05 / 11 / 2019
Professor Michael Rossmann, Hanley Distinguished Professor of Biological Sciences at Purdue University, USA, and recipient of the Microbiology Society Prize Medal in 2017.
In a career spanning over 60 years, Michael Rossmann made seminal contributions to the field of protein structure. Although possibly best known to microbiologists for his structures of icosahedral viruses, he was also the first to define conserved nucleotide-binding motifs in proteins (the Rossmann fold) and developed the molecular replacement method used to solve around 75% of structures submitted annually to the Protein Data Bank (PDB).
Michael was born in Frankfurt, Germany, and educated in the UK from 1939. His undergraduate degrees were in Mathematics and Physics from the University of London and his doctorate, in chemical crystallography, was from the University of Glasgow in 1956. After two years as a postdoc at the University of Minnesota, Michael moved back to the UK to join Max Perutz, John Kendrew and Dorothy Hodgkin in the Medical Research Council’s ‘hut’ adjacent to the Cavendish Laboratory in Cambridge.
Michael worked with Perutz and Kendrew to solve the structure of haemoglobin, the first protein to have its structure reported. Following this, with David Blow, Michael developed novel phasing methods for solving protein structures. These methods, now known as molecular replacement, are fundamental to the solution of thousands of structures today.
In 1964, Michael moved to an Associate Professor position in Biological Sciences at Purdue University, Indiana. In 1978 he was appointed the Hanley Distinguished Professor of Biological Sciences at Purdue University, a position he held for the rest of his long career.
While at Cambridge, Michael learnt that the mathematical puzzles of crystallography, although challenging in their own right, provided the key to understanding nature, in particular the relationship between the structure and function of proteins.
At Purdue University, Michael conducted comparative structural analysis of divergent dehydrogenases and identified a fundamentally conserved protein fold that bound nicotinamide adenine dinucleotide (NAD). This Rossmann fold is the most common motif present in the PDB. More significantly, Michael proposed that proteins were composed of domains, each with a specific function and conserved structure. This concept is a fundamental principle of protein structure, function and evolution.
The methods Michael developed to interpret the non-crystallographic symmetry of dehydrogenses were then applied to rod-shaped plant viruses and icosahedrally symmetric viruses such as rhinovirus (the ‘common cold’ virus). This structure, published in 1985, provided important insights into the biology of the virus. These included the canyon hypothesis, which described a conserved receptor-binding cleft, hidden from the host immune system, and the presence of a particle-stabilising sphingosine, displaced upon receptor binding. The principles of a metastable virus particle with an antibody-protected receptor-interacting domain are now well established in virology.

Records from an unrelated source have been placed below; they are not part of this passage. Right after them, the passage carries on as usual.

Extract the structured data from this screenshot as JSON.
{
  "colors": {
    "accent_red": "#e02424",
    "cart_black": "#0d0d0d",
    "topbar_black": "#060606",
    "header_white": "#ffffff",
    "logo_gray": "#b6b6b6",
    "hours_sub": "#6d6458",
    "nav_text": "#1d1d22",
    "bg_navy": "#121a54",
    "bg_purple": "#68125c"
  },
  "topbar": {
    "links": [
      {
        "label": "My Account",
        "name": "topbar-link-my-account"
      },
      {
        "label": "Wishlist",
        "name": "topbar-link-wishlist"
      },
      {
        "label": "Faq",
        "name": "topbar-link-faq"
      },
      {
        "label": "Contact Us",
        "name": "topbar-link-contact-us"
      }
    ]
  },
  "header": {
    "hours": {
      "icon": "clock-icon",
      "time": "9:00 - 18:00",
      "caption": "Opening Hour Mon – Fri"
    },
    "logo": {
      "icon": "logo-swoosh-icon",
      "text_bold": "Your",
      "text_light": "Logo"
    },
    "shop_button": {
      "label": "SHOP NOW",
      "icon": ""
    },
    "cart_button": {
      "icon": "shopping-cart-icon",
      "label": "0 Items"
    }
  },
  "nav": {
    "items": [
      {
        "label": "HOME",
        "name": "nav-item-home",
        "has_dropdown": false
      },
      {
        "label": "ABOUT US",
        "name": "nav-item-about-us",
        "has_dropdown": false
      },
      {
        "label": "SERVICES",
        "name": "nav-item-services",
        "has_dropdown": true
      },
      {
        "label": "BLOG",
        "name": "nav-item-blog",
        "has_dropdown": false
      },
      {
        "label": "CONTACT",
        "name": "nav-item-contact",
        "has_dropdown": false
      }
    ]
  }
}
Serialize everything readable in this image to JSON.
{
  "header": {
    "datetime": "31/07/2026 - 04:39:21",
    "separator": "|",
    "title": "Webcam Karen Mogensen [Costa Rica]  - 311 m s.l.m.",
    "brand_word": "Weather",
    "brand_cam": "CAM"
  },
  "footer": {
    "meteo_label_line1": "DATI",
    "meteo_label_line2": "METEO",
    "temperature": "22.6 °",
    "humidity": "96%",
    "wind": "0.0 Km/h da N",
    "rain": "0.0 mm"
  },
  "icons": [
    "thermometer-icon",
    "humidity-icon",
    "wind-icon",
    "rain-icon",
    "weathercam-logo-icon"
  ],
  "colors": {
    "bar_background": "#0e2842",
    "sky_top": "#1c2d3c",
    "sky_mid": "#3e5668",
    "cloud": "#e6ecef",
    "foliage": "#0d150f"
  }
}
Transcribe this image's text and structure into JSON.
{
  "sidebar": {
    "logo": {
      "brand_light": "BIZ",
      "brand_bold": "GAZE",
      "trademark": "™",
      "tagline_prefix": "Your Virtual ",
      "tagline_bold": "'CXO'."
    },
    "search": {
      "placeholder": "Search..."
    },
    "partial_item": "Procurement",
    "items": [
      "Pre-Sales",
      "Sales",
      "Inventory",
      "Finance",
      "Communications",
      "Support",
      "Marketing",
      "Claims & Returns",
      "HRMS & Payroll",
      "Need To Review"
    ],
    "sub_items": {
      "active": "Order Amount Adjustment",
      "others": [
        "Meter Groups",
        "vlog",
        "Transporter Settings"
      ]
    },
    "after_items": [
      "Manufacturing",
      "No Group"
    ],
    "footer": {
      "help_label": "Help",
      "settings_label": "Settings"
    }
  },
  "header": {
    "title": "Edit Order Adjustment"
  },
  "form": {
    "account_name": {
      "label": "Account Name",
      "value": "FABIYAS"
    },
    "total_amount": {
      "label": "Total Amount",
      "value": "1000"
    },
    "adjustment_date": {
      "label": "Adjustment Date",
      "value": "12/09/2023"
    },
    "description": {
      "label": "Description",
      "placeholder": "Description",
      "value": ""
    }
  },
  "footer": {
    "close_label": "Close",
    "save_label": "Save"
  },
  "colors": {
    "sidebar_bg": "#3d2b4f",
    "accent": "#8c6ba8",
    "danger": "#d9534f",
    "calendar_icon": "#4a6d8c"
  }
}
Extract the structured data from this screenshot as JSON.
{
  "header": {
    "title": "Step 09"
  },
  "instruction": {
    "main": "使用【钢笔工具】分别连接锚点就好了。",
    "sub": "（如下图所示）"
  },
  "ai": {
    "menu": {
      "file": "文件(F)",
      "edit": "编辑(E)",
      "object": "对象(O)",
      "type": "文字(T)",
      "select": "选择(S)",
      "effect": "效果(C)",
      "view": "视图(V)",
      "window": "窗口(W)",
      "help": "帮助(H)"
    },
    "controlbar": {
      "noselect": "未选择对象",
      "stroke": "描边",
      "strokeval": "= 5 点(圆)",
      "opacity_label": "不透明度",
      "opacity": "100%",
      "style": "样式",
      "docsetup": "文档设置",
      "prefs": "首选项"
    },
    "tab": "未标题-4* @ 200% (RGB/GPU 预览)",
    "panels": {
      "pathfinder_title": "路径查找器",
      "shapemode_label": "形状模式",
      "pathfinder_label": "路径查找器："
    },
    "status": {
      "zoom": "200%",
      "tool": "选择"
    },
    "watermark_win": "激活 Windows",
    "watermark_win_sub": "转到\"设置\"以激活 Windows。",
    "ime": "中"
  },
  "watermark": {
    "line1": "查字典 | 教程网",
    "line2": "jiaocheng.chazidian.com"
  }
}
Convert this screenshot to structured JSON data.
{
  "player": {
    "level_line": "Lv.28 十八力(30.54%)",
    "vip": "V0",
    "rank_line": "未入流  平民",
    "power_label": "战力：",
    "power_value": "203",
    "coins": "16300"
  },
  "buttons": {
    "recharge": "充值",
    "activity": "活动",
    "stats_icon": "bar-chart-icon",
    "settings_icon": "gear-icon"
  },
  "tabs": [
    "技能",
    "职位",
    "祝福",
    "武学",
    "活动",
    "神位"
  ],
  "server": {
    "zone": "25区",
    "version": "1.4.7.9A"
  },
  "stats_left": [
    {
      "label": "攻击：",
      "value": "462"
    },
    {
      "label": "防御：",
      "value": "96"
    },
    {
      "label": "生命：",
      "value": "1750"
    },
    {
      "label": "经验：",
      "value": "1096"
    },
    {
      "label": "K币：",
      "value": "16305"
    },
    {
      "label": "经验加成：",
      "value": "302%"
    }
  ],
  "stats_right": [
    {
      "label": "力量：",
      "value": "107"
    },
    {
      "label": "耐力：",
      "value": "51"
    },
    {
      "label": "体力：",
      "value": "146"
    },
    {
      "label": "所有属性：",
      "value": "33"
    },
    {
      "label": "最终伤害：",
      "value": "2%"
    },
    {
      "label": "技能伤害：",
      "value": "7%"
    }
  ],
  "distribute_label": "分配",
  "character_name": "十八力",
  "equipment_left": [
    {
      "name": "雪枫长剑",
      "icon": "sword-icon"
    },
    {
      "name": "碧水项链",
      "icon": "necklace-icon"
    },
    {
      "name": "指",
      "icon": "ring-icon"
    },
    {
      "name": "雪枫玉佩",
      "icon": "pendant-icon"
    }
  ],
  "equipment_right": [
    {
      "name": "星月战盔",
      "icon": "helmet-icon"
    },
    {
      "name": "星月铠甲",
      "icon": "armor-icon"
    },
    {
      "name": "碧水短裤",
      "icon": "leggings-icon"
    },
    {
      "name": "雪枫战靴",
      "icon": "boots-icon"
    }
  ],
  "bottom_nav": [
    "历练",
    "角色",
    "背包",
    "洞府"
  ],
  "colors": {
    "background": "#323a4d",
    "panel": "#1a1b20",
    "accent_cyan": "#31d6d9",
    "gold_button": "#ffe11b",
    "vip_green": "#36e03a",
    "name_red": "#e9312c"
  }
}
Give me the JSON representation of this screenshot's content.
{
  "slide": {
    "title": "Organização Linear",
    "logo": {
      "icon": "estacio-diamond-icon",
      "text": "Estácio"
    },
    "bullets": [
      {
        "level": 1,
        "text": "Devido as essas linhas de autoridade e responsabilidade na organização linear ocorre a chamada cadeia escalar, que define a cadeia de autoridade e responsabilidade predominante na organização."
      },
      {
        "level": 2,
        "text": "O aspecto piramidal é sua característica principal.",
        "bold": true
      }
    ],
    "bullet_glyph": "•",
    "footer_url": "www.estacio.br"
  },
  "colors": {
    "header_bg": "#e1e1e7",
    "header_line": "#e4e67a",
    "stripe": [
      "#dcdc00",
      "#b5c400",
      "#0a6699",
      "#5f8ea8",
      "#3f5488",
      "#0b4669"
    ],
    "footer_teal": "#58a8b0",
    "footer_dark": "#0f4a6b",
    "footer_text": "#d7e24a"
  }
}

The principle of structure informing function was continued in studies of enveloped viruses such as dengue and Zika, the packaging motors of phages that form exquisite molecular machines and the giant Mimiviruses.
These achievements reflected the energy and enthusiasm Michael brought to solving the structures of life and were recognised in accolades from around the world. Michael was a member of the National Academy of Sciences (USA), a Foreign Member of the Royal Society (UK), a recipient of the Gregori Aminoff Prize (awarded by the Royal Swedish Academy of Sciences) and a presidential appointee to the National Science Board (USA).